I picked this book up off the new book shelf at the local public library branch. It was a vampire book I hadn’t seen before. It’s an easy, fun read. It is a juvenile/teen fiction title, but that did not stop me, of course. The author basically makes fun of all of the various vampire legends and lore – including Twilight. (Anything that makes fun of Twilight makes me laugh.)

Nigel is a nearly 100-year-old teenage vampire. He has been going to school all of this time, to blend in, but he slacks off in certain subjects (hey, he’ll be learning it all again in the years to come!) He still has the typical and not so typical arguments with his parents (after all, they are hundreds of years old). Nigel did not get the beauty, the speed, and the power that most vampires acquire when they become vampires. It may have been due to his age. When he is exposed to the sun, he even breaks out in pimples! So this is what makes him “totally lame.”

Because he has no natural vampire attractions, how does he get Chloe to go out with him?

This book is written in diary format (Nigel is a talented writer, painter and musician, but he can’t show his talents to the world, or people might become suspicious as to the family’s vampire natures), and really well done. It becomes obvious that Nigel has followed the times . . . he loves various video games and game systems.

I won’t give away the ending! I look forward to reading the sequel.

Friday, May 13, 2011

The Wilder LIfe

The Wilder Life by Wendy McClure is the book (actually in e-book format) I am reading at present.

What I liked:

- Ms. McClure gets the idea of "Laura Land" (as she calls it) right in that I had a “Laura Land” of my own, but as she finds out, everyone’s is just a little different.

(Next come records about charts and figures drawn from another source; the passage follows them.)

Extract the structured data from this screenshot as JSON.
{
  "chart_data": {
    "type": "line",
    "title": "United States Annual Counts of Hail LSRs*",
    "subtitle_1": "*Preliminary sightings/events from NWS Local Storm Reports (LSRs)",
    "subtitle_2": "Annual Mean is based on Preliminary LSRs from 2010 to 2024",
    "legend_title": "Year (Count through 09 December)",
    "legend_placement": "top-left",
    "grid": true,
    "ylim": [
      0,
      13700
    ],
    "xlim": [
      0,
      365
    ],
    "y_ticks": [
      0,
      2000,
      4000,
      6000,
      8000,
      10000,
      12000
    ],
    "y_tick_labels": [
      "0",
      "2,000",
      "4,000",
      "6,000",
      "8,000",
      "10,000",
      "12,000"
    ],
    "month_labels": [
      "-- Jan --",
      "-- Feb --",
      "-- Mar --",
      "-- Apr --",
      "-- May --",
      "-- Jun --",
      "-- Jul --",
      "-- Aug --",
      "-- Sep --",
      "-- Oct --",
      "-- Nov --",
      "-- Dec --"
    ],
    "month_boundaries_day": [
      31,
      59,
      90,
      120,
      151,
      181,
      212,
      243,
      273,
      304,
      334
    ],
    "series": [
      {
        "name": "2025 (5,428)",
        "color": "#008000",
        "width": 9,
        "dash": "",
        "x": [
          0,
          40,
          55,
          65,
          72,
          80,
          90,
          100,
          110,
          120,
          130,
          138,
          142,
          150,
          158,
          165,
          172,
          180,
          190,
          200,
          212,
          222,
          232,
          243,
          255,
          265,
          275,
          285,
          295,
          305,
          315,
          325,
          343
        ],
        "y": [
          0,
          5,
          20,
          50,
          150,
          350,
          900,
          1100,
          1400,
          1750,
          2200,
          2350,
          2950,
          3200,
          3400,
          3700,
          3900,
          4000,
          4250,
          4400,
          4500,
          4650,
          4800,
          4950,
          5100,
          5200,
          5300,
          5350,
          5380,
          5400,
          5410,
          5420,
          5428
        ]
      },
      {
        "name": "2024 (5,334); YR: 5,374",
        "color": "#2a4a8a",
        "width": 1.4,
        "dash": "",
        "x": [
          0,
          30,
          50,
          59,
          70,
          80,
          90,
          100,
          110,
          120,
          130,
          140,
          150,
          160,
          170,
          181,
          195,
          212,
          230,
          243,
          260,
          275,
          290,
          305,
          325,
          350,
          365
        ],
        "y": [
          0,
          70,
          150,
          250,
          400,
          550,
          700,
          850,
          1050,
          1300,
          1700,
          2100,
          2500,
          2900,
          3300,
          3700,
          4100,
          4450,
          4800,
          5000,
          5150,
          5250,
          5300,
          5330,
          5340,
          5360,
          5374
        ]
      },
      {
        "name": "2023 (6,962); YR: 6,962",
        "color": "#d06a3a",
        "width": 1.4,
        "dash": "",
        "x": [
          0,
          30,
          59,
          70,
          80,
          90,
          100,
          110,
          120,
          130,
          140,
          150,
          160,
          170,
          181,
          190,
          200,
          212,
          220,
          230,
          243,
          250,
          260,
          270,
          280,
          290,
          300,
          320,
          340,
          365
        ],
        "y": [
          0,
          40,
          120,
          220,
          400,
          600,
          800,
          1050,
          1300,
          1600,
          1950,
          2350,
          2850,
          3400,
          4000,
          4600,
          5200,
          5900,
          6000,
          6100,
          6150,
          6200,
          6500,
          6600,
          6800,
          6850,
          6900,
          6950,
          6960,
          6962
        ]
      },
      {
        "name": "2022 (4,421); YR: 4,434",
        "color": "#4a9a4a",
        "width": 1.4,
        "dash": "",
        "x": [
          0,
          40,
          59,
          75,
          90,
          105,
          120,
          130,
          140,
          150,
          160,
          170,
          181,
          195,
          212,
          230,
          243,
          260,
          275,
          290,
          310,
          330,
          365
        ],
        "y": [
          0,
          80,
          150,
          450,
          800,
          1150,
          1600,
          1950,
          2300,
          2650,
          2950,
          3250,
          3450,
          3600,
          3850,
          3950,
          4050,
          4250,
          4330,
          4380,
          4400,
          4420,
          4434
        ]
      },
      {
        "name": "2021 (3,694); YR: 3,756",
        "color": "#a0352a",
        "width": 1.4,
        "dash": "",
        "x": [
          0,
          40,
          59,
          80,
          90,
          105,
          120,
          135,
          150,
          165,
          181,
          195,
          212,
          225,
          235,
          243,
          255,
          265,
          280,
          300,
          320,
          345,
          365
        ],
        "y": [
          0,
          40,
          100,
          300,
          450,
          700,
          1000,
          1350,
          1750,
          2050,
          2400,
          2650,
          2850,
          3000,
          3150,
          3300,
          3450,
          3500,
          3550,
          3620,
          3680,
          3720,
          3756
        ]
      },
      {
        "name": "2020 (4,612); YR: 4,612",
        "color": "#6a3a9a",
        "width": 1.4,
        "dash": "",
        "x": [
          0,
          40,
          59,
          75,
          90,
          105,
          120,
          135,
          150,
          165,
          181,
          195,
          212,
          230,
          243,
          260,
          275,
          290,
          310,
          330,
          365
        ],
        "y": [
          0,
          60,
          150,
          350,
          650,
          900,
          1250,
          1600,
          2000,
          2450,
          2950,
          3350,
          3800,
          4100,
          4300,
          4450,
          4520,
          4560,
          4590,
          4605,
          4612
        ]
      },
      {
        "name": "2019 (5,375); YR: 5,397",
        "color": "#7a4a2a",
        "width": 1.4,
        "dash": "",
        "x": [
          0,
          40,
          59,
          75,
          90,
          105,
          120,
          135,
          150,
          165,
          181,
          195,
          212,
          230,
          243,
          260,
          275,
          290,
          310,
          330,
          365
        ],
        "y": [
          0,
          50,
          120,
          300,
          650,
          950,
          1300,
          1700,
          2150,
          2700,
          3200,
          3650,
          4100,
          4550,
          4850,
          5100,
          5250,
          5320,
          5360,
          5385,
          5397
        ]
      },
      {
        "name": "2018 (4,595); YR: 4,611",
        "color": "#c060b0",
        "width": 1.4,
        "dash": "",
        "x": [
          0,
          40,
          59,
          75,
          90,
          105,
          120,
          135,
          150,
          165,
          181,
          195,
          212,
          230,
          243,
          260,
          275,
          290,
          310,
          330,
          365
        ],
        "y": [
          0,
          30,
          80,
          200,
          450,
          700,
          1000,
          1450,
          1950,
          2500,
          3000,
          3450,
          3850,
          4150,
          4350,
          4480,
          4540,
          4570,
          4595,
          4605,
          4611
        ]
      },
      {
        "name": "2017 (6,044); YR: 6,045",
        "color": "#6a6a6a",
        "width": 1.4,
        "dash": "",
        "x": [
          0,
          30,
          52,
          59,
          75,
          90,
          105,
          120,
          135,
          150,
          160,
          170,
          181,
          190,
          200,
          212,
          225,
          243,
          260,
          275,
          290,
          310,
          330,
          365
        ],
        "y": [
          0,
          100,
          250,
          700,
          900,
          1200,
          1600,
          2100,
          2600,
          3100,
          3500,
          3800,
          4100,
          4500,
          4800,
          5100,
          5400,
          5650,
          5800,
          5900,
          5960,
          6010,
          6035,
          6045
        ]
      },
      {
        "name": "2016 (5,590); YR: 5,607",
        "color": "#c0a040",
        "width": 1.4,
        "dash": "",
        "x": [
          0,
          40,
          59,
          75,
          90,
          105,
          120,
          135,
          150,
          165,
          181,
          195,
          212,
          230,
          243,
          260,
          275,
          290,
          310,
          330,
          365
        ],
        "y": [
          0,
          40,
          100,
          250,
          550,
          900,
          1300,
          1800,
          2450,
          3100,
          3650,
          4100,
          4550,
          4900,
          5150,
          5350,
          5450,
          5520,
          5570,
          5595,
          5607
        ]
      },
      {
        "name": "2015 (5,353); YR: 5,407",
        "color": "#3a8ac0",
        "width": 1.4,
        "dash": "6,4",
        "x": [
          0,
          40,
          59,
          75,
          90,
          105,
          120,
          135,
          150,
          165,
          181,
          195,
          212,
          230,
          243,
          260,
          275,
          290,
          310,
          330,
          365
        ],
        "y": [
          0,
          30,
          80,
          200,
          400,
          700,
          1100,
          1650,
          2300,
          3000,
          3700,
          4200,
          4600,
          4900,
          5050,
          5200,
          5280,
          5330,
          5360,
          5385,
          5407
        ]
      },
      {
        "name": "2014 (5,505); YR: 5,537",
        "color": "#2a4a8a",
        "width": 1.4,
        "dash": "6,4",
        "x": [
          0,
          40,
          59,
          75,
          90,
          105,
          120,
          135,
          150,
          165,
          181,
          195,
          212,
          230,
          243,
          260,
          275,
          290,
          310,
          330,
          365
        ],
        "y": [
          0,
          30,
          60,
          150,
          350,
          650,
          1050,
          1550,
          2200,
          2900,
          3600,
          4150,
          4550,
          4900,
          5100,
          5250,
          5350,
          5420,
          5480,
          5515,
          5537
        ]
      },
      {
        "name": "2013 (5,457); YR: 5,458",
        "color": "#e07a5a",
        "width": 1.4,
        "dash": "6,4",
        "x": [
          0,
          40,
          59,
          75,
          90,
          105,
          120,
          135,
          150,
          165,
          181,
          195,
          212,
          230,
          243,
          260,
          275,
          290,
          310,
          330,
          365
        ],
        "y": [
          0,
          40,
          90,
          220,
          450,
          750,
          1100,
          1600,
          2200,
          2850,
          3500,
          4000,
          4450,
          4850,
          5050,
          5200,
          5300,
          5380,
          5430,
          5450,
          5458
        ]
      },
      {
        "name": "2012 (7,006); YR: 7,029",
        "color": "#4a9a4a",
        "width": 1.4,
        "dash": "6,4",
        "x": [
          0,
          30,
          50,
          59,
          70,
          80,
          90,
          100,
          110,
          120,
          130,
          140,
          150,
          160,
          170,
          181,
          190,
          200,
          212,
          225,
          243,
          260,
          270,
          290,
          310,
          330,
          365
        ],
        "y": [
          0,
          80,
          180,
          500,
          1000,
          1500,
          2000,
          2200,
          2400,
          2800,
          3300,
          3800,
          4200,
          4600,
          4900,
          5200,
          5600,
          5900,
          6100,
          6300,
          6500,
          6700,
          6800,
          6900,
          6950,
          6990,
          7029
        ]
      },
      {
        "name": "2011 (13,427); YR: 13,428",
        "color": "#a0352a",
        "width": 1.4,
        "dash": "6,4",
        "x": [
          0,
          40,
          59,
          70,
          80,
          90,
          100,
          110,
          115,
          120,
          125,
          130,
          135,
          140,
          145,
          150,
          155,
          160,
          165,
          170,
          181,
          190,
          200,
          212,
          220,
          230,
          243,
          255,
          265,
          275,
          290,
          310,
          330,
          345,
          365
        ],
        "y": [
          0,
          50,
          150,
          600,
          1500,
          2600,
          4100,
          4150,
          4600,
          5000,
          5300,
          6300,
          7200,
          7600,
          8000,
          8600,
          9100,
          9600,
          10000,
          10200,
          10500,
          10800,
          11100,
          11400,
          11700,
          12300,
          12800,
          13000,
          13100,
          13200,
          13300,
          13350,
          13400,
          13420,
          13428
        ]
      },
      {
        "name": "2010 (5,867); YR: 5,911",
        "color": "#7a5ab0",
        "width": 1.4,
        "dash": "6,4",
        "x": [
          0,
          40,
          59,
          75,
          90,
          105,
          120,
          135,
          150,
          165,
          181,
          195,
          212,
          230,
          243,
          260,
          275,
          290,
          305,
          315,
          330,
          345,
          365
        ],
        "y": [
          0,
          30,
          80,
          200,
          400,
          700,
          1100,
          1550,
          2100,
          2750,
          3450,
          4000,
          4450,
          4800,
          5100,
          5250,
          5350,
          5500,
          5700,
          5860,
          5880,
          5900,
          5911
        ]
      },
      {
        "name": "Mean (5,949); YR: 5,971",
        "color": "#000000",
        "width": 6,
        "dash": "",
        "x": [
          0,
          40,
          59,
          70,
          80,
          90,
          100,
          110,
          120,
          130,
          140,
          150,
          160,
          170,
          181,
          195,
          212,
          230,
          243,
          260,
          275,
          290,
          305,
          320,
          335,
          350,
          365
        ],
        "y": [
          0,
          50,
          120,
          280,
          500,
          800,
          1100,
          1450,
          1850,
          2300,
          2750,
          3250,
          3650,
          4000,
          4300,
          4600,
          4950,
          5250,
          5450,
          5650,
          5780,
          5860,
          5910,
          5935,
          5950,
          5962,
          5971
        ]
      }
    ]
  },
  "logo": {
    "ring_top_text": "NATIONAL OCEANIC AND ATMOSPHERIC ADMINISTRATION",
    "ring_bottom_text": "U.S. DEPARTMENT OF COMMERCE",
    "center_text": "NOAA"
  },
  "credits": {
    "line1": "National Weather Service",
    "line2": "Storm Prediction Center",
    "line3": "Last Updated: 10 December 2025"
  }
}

- The comparisons between the actual Little House books, the real lives of the Ingalls and the Wilders, and then the TV series. I have such a trained eye when it comes to all of the differences that I could have been bored by things maybe other people don’t know, but I have enjoyed making sure Ms. McClure gets things right.

- Ms. McClure also visits all of the actual Little House sites. . . I haven’t even been to them all, only a portion, so I have enjoyed reading her impressions and descriptions of these places.

- Some of her descriptions of attempts to enter “Laura Land” as an adult quite funny.

- I am jealous that she got to camp during a hailstorm on the Ingalls’ Homestead in DeSmet, SD. . . that would be the ultimate experience! (Besides a triplet tornado in the distance . . . )

- That she came to the realization that she was really searching for her mother and her younger self.

What I am not sure I have liked, or don’t agree with:

- Ms. McClure finds it creepy to walk on gravesites in Pepin. Oh, come on, that is ridiculous! I grew up next door to a cemetery that was a delightful playground in every season. When I am buried, I wish to be in a small cemetery where small children will play hide-n-seek.

- She (the author) always desired as a little girl to be able to have Laura come visit her in present day to “show her around.” I never wanted to do that. I always desired a time machine so I could go back to Laura’s time. I used to imagine going to school with her in about 1880 or so!